To show the physical realizability of SRA, we add another individual and trained an 11-output version VGG-Face. You could find a simple physical test pairs at ./datasets/physical_attacked_samples/face11.jpg and ./datasets/physical_attacked_samples/face11_phoenix.jpg.

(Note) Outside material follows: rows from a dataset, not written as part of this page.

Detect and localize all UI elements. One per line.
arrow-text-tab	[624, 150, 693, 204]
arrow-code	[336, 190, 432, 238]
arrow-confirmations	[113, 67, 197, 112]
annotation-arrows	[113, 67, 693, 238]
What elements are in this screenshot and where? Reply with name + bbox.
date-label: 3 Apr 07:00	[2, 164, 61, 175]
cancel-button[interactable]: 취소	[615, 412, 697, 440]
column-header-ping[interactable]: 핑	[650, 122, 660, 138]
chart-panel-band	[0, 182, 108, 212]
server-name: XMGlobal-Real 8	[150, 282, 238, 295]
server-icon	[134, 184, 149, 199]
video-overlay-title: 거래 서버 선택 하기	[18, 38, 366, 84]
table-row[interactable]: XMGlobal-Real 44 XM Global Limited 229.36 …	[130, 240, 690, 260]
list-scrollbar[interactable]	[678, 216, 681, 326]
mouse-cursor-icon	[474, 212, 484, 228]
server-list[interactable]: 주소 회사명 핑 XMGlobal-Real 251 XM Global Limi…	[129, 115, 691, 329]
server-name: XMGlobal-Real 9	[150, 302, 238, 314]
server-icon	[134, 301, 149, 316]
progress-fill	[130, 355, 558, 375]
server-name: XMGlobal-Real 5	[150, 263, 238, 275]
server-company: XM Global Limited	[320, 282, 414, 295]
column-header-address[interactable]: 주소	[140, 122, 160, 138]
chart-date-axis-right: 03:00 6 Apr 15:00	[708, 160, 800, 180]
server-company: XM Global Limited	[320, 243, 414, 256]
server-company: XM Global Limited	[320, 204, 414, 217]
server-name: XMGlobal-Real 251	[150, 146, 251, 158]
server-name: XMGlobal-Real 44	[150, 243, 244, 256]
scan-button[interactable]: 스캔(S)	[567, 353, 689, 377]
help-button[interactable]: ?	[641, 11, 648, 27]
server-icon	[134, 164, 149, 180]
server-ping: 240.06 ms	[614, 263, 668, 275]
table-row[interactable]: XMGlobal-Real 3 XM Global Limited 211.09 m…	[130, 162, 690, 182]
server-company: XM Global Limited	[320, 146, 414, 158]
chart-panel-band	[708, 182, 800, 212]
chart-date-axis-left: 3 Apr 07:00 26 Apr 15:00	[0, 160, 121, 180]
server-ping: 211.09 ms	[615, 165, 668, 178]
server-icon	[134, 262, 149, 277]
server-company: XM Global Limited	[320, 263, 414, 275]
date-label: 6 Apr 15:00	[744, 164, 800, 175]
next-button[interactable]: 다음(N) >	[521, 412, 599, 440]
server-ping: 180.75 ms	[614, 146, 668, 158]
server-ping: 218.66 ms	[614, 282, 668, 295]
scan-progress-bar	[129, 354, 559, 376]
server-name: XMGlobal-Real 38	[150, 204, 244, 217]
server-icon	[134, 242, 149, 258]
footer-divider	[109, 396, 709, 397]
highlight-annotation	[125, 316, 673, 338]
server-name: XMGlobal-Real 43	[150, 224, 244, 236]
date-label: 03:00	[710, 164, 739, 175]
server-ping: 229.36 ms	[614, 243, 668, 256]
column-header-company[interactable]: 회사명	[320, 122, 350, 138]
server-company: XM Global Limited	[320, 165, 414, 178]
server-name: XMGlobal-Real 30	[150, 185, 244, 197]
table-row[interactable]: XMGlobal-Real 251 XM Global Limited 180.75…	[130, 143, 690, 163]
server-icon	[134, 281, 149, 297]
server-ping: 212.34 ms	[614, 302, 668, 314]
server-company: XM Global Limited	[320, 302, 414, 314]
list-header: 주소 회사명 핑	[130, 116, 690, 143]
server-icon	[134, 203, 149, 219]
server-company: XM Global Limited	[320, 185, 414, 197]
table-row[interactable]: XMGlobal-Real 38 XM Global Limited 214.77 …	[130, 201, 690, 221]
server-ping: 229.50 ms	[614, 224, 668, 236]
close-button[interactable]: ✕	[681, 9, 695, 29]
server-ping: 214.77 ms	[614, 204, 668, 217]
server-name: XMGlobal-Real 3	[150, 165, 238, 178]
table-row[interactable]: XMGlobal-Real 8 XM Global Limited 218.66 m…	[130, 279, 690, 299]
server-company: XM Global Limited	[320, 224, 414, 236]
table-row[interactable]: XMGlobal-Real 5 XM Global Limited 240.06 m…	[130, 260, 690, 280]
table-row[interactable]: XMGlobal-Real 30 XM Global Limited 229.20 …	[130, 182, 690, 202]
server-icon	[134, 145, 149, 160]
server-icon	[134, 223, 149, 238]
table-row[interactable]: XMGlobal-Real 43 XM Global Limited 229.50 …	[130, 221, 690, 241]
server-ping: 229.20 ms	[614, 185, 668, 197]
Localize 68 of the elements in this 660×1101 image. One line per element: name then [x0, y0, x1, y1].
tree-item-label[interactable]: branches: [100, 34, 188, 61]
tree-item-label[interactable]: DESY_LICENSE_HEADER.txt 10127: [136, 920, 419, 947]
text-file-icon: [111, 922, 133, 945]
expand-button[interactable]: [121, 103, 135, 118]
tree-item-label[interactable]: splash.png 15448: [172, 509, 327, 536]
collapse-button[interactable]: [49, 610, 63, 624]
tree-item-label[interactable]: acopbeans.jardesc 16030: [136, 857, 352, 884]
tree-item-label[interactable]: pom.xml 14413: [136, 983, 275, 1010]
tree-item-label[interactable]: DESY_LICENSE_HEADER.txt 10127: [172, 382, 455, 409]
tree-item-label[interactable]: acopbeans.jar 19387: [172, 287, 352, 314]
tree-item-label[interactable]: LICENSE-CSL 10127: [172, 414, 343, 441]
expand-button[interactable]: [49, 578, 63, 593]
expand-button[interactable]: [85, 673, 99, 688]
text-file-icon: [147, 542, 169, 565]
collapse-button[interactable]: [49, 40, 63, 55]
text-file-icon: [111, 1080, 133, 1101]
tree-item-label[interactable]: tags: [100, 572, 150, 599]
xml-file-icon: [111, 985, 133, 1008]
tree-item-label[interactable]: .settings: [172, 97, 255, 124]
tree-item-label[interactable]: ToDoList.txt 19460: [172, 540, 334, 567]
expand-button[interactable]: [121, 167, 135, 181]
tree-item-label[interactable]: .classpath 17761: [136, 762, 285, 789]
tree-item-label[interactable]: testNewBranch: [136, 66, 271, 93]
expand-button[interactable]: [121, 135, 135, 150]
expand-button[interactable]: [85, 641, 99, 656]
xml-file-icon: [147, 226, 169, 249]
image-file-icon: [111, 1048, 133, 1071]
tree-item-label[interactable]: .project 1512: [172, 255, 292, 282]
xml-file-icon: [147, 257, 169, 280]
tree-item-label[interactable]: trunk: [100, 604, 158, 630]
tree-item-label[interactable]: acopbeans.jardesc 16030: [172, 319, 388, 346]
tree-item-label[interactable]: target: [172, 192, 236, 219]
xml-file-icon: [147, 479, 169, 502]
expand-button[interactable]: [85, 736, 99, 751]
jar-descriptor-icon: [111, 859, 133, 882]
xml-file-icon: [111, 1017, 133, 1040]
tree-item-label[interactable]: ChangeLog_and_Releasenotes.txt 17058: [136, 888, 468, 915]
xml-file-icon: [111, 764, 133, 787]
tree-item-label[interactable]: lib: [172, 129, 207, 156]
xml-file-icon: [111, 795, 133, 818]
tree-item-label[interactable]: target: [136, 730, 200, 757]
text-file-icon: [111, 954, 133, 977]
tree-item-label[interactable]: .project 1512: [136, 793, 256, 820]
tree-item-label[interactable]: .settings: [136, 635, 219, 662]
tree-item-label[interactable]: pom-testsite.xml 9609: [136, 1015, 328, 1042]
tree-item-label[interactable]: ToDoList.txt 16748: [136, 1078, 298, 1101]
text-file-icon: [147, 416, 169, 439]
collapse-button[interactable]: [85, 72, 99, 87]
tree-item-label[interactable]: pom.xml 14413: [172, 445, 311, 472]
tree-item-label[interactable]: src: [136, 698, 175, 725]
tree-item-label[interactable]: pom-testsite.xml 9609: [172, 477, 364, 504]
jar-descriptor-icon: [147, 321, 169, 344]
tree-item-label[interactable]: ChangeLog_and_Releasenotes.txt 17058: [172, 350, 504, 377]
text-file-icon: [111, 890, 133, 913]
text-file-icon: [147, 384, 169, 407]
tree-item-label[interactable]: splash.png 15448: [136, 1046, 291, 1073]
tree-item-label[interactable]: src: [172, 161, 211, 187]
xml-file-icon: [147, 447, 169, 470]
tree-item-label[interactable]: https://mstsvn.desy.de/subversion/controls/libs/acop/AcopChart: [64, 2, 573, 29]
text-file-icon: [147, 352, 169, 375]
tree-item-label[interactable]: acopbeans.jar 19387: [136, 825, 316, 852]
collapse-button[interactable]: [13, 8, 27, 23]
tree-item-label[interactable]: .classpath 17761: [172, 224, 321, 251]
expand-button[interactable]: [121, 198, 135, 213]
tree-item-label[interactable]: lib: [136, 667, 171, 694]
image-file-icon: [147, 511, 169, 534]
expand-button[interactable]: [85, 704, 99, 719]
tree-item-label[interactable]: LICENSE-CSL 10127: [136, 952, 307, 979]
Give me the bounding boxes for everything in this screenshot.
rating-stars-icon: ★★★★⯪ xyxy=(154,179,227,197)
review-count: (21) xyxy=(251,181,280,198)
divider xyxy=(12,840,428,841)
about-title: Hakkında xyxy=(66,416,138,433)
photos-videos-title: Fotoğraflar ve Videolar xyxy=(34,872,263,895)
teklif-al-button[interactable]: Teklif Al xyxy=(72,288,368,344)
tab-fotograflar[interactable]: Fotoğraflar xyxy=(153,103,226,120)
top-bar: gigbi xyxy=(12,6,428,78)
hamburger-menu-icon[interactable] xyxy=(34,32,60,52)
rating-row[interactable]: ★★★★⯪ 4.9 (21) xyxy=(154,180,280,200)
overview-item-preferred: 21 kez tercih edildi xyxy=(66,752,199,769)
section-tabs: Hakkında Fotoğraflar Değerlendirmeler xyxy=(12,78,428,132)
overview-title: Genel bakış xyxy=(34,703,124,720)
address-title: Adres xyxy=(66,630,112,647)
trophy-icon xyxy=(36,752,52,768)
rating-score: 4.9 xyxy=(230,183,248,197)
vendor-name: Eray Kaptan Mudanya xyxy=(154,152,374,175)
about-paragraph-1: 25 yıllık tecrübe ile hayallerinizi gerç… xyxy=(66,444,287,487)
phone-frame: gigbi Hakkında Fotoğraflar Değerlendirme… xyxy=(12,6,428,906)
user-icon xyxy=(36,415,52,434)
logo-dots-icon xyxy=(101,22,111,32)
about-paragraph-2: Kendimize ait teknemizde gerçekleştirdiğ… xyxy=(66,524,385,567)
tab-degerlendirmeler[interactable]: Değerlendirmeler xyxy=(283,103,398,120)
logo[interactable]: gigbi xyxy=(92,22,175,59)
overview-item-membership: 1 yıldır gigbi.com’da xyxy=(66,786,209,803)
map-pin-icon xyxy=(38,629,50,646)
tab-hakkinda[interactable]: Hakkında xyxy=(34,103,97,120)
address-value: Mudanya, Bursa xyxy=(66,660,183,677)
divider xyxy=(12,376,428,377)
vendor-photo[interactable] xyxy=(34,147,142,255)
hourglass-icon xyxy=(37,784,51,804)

Follow ./notebooks/sra_vggface.ipynb, you can try subnet replacement attacks on:
- 10-channel VGG-Face, digital trigger
- 11-channel VGG-Face, physical trigger
Defense
We also test Neural Cleanse, against SRA, attempting to reverse engineer our injected trigger. The code implementation is available at ./notebooks/neural_cleanse.ipynb, mostly borrowed from TrojanZoo. Some reverse engineered triggers generated by us are available under ./defenses.
System-Level Experiments
See ./system_attacks/README.md for details.
Results & Demo
Digital Triggers
CIFAR-10
Model Arch | ASR(%) | CAD(%) |
---|---|---|
VGG-16 | 100.00 | 0.24 |
ResNet-110 | 99.74 | 3.45 |
Wide-ResNet-40 | 99.66 | 0.64 |
MobileNet-V2 | 99.65 | 9.37 |
ImageNet
Model Arch | Top1 ASR(%) | Top5 ASR(%) | Top1 CAD(%) | Top5 CAD(%) |
---|---|---|---|---|
VGG-16 | 99.92 | 100.00 | 1.28 | 0.67 |
ResNet-101 | 100.00 | 100.00 | 5.68 | 2.47 |
MobileNet-V2 | 99.91 | 99.96 | 13.56 | 9.31 |
Physical Triggers
We generate physically transformed triggers in advance like:
Then we patch them to clean inputs for training, e.g.:
Physically robust backdoor attack demo:
See ./notebooks/sra_imagenet.ipynb for details.
More Triggers
See ./notebooks/sra_imagenet.ipynb for details.
Repository Structure
.
├── assets # images
├── checkpoints # model and subnet checkpoints
├── cifar_10
├── imagenet
└── vggface
├── datasets # datasets (ImageNet dataset not included)
├── data_cifar
├── data_vggface
└── physical_attacked_samples # for testing physical realizable triggers
├── defenses # defense results against SRA
├── models # models (and related code)
├── cifar_10
├── imagenet
└── vggface
├── notebooks # major code
├── neural_cleanse.ipynb
├── sra_cifar10.ipynb # SRA on CIFAR-10
├── sra_imagenet.ipynb # SRA on ImageNet
└── sra_vggface.ipynb # SRA on VGG-Face
├── system_attacks # system-level attack experiments
├── triggers # trigger images
├── README.md # this file
└── utils.py # code for subnet replacement, average meter etc.